Cost parity between ICE cars and EVs could be possible in the future, said Tavares, but less certain is the ability to protect the profit margins on those cars. If profitability is harmed the industry will suffer and there could be plant closures and job losses.
“If we can’t protect margins on each EV we sell versus today, there will be consequences,” he said. “If we can’t protect margins, there will be restructuring and there will be social consequences,” Tavares said.
Felipe Munoz, global automotive analyst at JATO Dynamics, agreed about the impact of current EU rules, but reckons it will change them when it sees the dire consequences.
“I’m afraid that if the legislation doesn’t change, many people won’t be able to buy a brand-new car anymore. But this is a scenario that the European economy can’t afford, as many plants around Europe would not be necessary anymore. Is that what the European Commission wants? I doubt it. Therefore, I’m sure the (manufacturers) and the regulators will find a solution, considering the big losses that Europe as a society can have if nothing changes,” Munoz said.

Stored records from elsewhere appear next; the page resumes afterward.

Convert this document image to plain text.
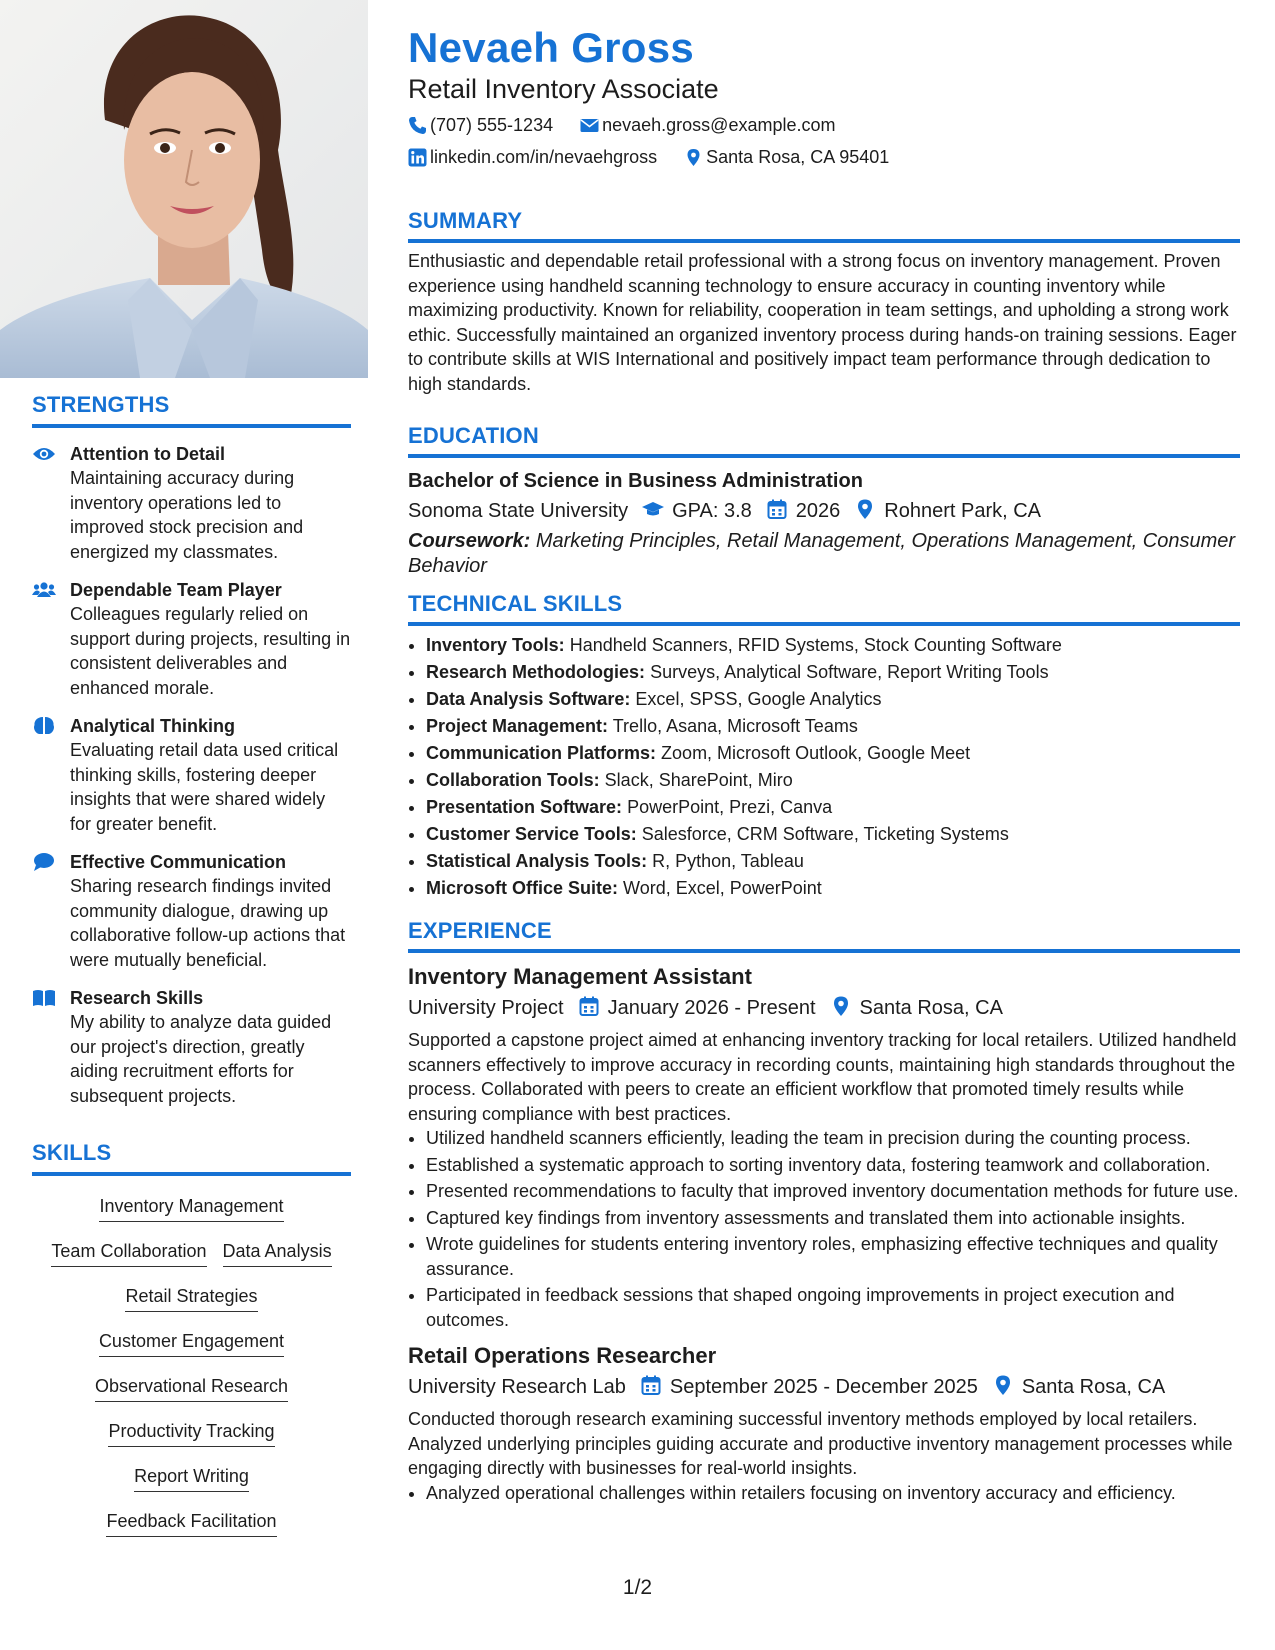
STRENGTHS
Attention to Detail
Maintaining accuracy during inventory operations led to improved stock precision and energized my classmates.
Dependable Team Player
Colleagues regularly relied on support during projects, resulting in consistent deliverables and enhanced morale.
Analytical Thinking
Evaluating retail data used critical thinking skills, fostering deeper insights that were shared widely for greater benefit.
Effective Communication
Sharing research findings invited community dialogue, drawing up collaborative follow-up actions that were mutually beneficial.
Research Skills
My ability to analyze data guided our project's direction, greatly aiding recruitment efforts for subsequent projects.
SKILLS
Inventory Management
Team Collaboration Data Analysis
Retail Strategies
Customer Engagement
Observational Research
Productivity Tracking
Report Writing
Feedback Facilitation
Nevaeh Gross
Retail Inventory Associate
(707) 555-1234	nevaeh.gross@example.com
linkedin.com/in/nevaehgross	Santa Rosa, CA 95401
SUMMARY
Enthusiastic and dependable retail professional with a strong focus on inventory management. Proven experience using handheld scanning technology to ensure accuracy in counting inventory while maximizing productivity. Known for reliability, cooperation in team settings, and upholding a strong work ethic. Successfully maintained an organized inventory process during hands-on training sessions. Eager to contribute skills at WIS International and positively impact team performance through dedication to high standards.
EDUCATION
Bachelor of Science in Business Administration
Sonoma State University GPA: 3.8 2026 Rohnert Park, CA
Coursework: Marketing Principles, Retail Management, Operations Management, Consumer Behavior
TECHNICAL SKILLS
• Inventory Tools: Handheld Scanners, RFID Systems, Stock Counting Software
• Research Methodologies: Surveys, Analytical Software, Report Writing Tools
• Data Analysis Software: Excel, SPSS, Google Analytics
• Project Management: Trello, Asana, Microsoft Teams
• Communication Platforms: Zoom, Microsoft Outlook, Google Meet
• Collaboration Tools: Slack, SharePoint, Miro
• Presentation Software: PowerPoint, Prezi, Canva
• Customer Service Tools: Salesforce, CRM Software, Ticketing Systems
• Statistical Analysis Tools: R, Python, Tableau
• Microsoft Office Suite: Word, Excel, PowerPoint
EXPERIENCE
Inventory Management Assistant
University Project January 2026 - Present Santa Rosa, CA
Supported a capstone project aimed at enhancing inventory tracking for local retailers. Utilized handheld scanners effectively to improve accuracy in recording counts, maintaining high standards throughout the process. Collaborated with peers to create an efficient workflow that promoted timely results while ensuring compliance with best practices.
• Utilized handheld scanners efficiently, leading the team in precision during the counting process.
• Established a systematic approach to sorting inventory data, fostering teamwork and collaboration.
• Presented recommendations to faculty that improved inventory documentation methods for future use.
• Captured key findings from inventory assessments and translated them into actionable insights.
• Wrote guidelines for students entering inventory roles, emphasizing effective techniques and quality assurance.
• Participated in feedback sessions that shaped ongoing improvements in project execution and outcomes.
Retail Operations Researcher
University Research Lab September 2025 - December 2025 Santa Rosa, CA
Conducted thorough research examining successful inventory methods employed by local retailers. Analyzed underlying principles guiding accurate and productive inventory management processes while engaging directly with businesses for real-world insights.
• Analyzed operational challenges within retailers focusing on inventory accuracy and efficiency.
1/2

“So far, the legislation has been made as if the (manufacturers) were the enemy, and very few remember that the auto industry is one of the most important in the region. The approach must change, because it is useless to breath clean air when you can’t eat,” Munoz said.
The European auto industry has been largely passive, at least in public, as the EU cranked up plans to cut CO2 from cars and trucks. The industry reaction has been led by Volkswagen, which has bet the ranch on electric cars, and expects 25% of European sales to be all electric in 2025, and 50% by 2030. Its €30 billion ($36 billion) electric car plan promises 50 different models by 2025. Other big manufacturers also have massive spending plans to meet the need for electric cars, including Stellantis, but all have kept their doubts quiet. Tavares has ended that apparent unanimity.
His remarks will also worry the British government, which has decreed there will no sales of new gasoline or diesel vehicles after 2030. Stellantis is also in negotiations with the British government about the future of its Vauxhall plant in England, which was set to be making ICE vehicles after 2030.
Stellantis was formed by a merger of Groupe PSA and Fiat Chrysler Automobiles earlier this year and comprises brands including Peugeot, Citroen, Opel, Vauxhall, Fiat, Chrysler, and Alfa Romeo. Stellantis brands accounted for 23.6% of Europe’s car sales in the 1st quarter, behind market leader Volkswagen’s 25.4%, according to the European Automotive Manufacturers Association.
Tavares said manufacturers will meet the goals outlined by the EU, but prices of the cheapest electric vehicles will rocket compared with their ICE equivalent. Tavares cited the little Vauxhall Corsa, which starts at £16,000 ($22,500), but the cheapest version costs £26,400 ($37,500) powered by a battery.
“How can we protect freedom of mobility for the middle class, who might not be able to afford £30,000 ($42,000) for a battery electric vehicle when today they pay half that for the same product with a conventional engine,” Tavares said.
Tavares remarks suggest severe implications for car manufacturers in Europe if mass market vehicles are no longer affordable.